Osteogenic differentiation of PDLSCs on both non-coated and HydM-coated surfaces was confirmed by real-time PCR studies. The changes in the expression of genes regulating early events during osteoblast differentiation, such as ALP, Runx2, and osterix [27, 28], were studied 0, 3, and 7 days after the osteogenic induction. In the literature, only very few data are available on the changes in the expression of these genes during the first 7 days during in vitro osteogenesis. We demonstrated a sharp increase in ALP expression during the first 7 days of osteogenic differentiation on both HydM and plastic surfaces, which is in agreement with recently published results on PDLSCs after 1 week of differentiation [29]. Similar to our observations, another study by Wang et al. [30] revealed significant upregulation of osterix and Runx2 in SCs isolated from the apical papilla, 3 days after the osteogenic induction. Our finding that Runx2 expression significantly elevated during osteogenic differentiation is in accordance with previous publications by Lindroos et al. [31], although they performed qPCR measurements only after 2 weeks of differentiation. The relatively lower expression level of osterix compared to Runx2 that we found in PDLSCs can be explained by the downstream action of osterix compared to Runx2 in the osteoblast differentiation process [32].

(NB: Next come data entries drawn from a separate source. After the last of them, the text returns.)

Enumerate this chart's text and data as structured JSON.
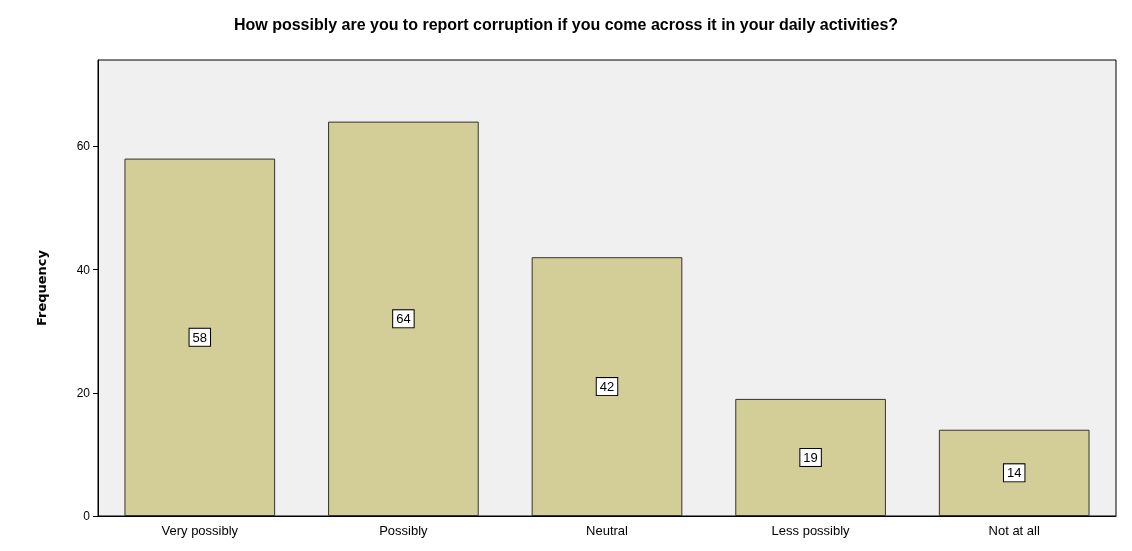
{
  "chart_data": {
    "type": "bar",
    "title": "How possibly are you to report corruption if you come across it in your daily activities?",
    "ylabel": "Frequency",
    "categories": [
      "Very possibly",
      "Possibly",
      "Neutral",
      "Less possibly",
      "Not at all"
    ],
    "values": [
      58,
      64,
      42,
      19,
      14
    ],
    "color": "#d3ce97",
    "ylim": [
      0,
      74
    ],
    "yticks": [
      0,
      20,
      40,
      60
    ],
    "grid": false,
    "data_labels": true
  }
}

Additional to the above discussed results, using phase contrast microscopy, we compared two-dimensional growth on non-coated surfaces with three-dimensional growth observed on HydM. We found that PDLSC formed clusters during osteogenic differentiation that later became von Kossa-positive spheric mineralizing structures. To the best of our knowledge, this is the first report to describe such morphological changes of dental originated mesenchymal SCs during in vitro mineralization.

Conclusions

This is the first study of dental SCs cultured on HydM gel and simultaneously this is the first report on impedimetric analysis of these cells growing on a scaffold material. The present data provide evidence that PDLSCs can adhere, migrate, survive, proliferate, and differentiate into osteogenic direction on the HydM gel. Consequently, HydM may serve as a standard reference material for dental SC-scaffold interaction studies. It may also serve as a scaffold for the use of periodontal SCs in regenerative dental and orthopedic medicine. Future in vivo preclinical studies using the HydM gel would be the next step toward this aim.